When COVID started demolishing pillars of communal life, many Americans found themselves hovering close to an emotional edge. The demand for mental health treatment spiked sharply, reflecting an increased need from current patients and a new call for services from first time sufferers. In January 2021, 41% of adults reported symptoms of anxiety and/or depressive disorder, a number that has been stable since spring 2020. Early 2020 data showed that drug overdose deaths were particularly pronounced from March to May 2020, coinciding with the start of pandemic-related lockdowns. Access to treatment was, and continues to be, a life or death issue. At the same time, something else was happening: with no magic bullet in sight, Americans started weighing the relative merits of the old versus new. Change had come overnight and in some areas of life, it felt like an improvement.

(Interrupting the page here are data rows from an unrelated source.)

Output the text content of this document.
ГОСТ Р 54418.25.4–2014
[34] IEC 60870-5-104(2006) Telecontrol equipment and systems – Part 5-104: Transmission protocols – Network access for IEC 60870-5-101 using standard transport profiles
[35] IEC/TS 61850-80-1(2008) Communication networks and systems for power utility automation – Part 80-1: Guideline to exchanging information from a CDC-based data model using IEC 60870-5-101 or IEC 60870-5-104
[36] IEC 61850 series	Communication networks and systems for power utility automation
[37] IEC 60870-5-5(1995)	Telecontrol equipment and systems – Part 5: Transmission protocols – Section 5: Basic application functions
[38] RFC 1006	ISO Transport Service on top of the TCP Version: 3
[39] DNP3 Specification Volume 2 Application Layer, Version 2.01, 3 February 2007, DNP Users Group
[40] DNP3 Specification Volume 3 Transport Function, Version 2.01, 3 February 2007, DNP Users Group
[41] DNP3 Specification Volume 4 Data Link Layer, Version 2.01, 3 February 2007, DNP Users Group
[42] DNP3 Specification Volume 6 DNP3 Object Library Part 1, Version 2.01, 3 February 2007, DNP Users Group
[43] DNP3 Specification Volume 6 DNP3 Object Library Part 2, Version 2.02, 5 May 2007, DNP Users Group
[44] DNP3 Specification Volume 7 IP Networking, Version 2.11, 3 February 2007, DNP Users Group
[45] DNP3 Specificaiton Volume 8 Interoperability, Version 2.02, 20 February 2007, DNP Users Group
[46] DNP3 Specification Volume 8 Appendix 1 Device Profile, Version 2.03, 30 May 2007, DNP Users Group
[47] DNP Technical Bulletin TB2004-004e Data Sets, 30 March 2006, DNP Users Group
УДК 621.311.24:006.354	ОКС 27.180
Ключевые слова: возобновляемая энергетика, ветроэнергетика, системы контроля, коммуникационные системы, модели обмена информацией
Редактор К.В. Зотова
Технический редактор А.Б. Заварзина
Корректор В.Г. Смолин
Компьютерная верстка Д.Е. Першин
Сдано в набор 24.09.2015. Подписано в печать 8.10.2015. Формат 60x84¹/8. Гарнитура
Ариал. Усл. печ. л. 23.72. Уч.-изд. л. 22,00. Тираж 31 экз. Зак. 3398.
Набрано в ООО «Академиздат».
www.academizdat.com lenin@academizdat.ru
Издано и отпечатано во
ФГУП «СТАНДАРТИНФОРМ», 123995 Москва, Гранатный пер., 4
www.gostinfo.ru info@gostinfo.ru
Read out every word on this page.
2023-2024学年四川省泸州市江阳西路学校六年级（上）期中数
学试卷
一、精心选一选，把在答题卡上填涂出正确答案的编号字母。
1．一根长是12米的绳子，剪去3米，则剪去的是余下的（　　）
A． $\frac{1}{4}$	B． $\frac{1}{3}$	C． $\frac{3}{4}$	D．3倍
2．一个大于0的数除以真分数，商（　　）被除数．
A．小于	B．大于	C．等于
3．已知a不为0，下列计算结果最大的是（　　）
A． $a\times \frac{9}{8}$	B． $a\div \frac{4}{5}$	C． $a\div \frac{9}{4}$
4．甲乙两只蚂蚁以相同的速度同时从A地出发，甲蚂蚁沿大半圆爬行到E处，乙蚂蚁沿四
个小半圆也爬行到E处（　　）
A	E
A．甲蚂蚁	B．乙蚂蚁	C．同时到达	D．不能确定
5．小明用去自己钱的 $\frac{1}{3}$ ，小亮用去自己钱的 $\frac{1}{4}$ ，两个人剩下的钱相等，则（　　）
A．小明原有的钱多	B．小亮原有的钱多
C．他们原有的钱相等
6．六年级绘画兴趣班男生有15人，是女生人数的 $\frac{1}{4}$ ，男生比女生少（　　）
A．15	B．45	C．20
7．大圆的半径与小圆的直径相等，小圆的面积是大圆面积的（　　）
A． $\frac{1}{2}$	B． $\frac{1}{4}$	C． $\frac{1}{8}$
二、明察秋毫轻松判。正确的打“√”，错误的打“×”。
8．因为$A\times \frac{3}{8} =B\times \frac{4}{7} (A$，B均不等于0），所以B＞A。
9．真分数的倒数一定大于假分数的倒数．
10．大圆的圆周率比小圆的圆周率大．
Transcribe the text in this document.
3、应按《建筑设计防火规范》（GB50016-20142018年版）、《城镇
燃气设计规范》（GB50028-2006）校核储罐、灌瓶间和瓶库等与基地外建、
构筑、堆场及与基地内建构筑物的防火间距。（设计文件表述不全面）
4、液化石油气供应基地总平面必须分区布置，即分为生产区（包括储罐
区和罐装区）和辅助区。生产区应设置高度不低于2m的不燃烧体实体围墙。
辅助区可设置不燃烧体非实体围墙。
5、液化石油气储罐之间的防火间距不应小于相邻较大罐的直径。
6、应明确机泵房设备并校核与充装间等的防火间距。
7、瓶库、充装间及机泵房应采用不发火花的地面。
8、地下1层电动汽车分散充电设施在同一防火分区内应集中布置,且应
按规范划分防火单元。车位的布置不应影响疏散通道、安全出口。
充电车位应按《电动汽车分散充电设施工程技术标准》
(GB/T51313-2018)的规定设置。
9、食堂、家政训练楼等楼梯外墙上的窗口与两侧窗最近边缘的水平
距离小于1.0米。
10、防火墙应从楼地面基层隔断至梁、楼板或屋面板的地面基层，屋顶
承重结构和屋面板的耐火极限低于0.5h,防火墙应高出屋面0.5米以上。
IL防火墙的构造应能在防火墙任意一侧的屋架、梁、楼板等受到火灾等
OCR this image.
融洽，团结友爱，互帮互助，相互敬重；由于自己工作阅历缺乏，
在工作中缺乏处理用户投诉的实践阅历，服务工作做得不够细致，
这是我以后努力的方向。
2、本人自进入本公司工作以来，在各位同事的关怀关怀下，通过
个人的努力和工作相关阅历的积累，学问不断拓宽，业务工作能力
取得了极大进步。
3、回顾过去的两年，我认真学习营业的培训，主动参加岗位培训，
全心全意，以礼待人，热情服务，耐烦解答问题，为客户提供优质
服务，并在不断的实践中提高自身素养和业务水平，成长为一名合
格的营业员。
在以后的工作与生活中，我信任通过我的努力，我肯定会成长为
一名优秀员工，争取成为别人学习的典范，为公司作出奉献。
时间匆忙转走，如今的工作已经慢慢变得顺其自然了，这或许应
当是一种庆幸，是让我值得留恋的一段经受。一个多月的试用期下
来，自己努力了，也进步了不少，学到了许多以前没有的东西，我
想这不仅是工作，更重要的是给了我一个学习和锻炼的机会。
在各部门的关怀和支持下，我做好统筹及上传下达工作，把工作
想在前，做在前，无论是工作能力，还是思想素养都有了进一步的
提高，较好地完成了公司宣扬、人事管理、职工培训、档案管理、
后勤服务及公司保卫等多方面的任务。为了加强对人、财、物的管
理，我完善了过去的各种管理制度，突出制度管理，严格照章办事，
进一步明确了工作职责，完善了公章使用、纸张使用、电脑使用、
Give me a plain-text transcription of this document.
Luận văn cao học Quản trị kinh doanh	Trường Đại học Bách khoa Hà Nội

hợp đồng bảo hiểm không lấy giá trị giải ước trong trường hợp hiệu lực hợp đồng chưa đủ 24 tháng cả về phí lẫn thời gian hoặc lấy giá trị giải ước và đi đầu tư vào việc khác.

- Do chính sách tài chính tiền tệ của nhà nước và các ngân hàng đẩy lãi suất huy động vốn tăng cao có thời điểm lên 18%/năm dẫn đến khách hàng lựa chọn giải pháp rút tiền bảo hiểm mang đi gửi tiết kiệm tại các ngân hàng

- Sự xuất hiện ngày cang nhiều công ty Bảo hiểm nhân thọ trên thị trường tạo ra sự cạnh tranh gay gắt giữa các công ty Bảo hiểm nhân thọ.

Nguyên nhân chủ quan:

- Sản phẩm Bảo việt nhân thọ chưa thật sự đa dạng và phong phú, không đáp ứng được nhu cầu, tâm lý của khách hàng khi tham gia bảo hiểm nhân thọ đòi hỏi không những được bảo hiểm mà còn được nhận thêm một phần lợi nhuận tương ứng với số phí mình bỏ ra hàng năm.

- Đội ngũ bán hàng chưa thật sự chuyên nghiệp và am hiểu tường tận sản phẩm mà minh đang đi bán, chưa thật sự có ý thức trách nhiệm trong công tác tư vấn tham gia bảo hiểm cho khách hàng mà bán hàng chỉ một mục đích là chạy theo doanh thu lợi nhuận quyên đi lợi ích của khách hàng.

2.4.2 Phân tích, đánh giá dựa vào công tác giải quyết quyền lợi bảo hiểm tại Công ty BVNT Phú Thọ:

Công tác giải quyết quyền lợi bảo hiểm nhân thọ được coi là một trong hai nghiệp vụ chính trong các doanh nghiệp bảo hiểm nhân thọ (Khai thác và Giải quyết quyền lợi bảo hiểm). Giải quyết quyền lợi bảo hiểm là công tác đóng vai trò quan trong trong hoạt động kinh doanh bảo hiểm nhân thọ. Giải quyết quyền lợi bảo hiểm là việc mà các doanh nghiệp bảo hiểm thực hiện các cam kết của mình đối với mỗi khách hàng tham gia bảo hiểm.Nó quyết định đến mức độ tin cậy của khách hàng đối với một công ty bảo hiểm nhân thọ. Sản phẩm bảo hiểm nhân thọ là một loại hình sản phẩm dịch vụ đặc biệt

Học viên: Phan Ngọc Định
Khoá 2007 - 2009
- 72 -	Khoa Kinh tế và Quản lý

Residents of states observing federal and state restrictions expressed satisfaction with less hours spent working from the office. The Economist cites data showing pre-pandemic Americans spent only 5% of their working time at home. By spring 2020 the figure was 60% and the transition was going more smoothly than expected.
No profession was more impacted by this shift than psychotherapy. The standard practice has always been for treatment to take place in an office setting, doctor and patient seated across from one another in close proximity, Covid’s restrictions forced therapy out of the office and into the virtual sphere, thrusting the whole field into uncharted territory.
State of emergency laws were passed to accommodate new challenges. One particularly welcome overhaul was the suspension of confusing, restrictive state licensing laws that prevented clinicians from treating patients in different states. Psychiatrists had been treated like lawyers under the former legislation, permitted to practice only in states where they had passed a regional exam. The regulation makes sense for lawyers, given the variance of state laws, but not for doctors, who treat the same psychiatric symptoms regardless of geography. Clinical depression looks no different in California than it does in New York. With restrictions lifted, access to treatment grew exponentially. Residents of rural areas, historically underserved because of clinician shortages, got care. People sheltering in place out of state did not experience any harmful interruptions to their therapeutic work. Without the increased flexibility, millions of people would have been left to navigate the distress of isolation, economic uncertainty, and grief, all alone.
As a new resident of Pennsylvania, I benefited personally from these adjustments. My treatment was in flux—while looking for a local doctor, I continued working with my longtime psychiatrist, licensed to practice in New York State. The policy overhaul kept me and countless other vulnerable patients from reaching a crisis stage.
With ample time to observe the effects of virtual treatment, the merits of teletherapy, an already vastly successful modality from the perspectives of app enthusiasts, gained mainstream acceptance from clinicians and patients alike. A branch of medicine slow to move towards telehealth flourished and grew. Anyone observing or participating in the phenomenon witnessed a beautiful thing; not only did many more people get treated, studies collecting feedback from patients and doctors showed absolutely no compromise in the quality of care. Patients reported feelings of deeper intimacy towards therapists and additional comforts unique to the modality, like the presence of pets during sessions and an increased openness connected to sharing from relaxed spaces.
With respect to the life saving impact remote care has had on Americans who struggled before and during COVID, along with the sizable projections for emerging needs from formerly untreated groups, the temporarily relaxed laws need to be made permanent. Legislative action from both federal and state authorities will prevent widespread tragedy. We should all be asking our lawmakers, “if not now, when?”.
The American Psychiatric Association put forth an informed and well organized list of policy suggestions. If implemented, the modifications will eliminate crippling barriers to care going forward. Each proposal concerns one of the four problematic areas of former legislation: reimbursement, HIPPA/privacy standards, licensing, and prescribing power. The continued improvements in treatment outcomes and access to care rely on their passage.
1) Extend the telehealth waiver authority under COVID-19 beyond the emergency deceleration to study its impact
2) Remove geographic restrictions for mental health and allowing the patients to be seen in the home
3) The Drug Enforcement Agency should finalize regulations for Ryan Haight Act to allow for the prescribing of controlled substances via telehealth without a prior in-person exam
4) Continue to pay telehealth services on par with in person visits
5) Allow for the use of telephone (audio) only communications for evaluation and management and behavioral health services to patients with mental health and substance use disorders when it is in the patient’s best interest, and should be paid at no less than an in person visit
6) Maintain coverage and increased payment for the telephone evaluation and management services
7) Remove frequency limitations for existing telehealth services in inpatient settings and nursing facilities
8) Include all services on the expanded Medicare-approved telehealth list including group psychotherapy
9) Allow teaching physicians to provide direct supervision of medical residents remotely through telehealth
There is no middle ground when it comes to reimagining the framework denying the necessity of easily accessible care for a traumatized country. Failure to act will leave us all vulnerable.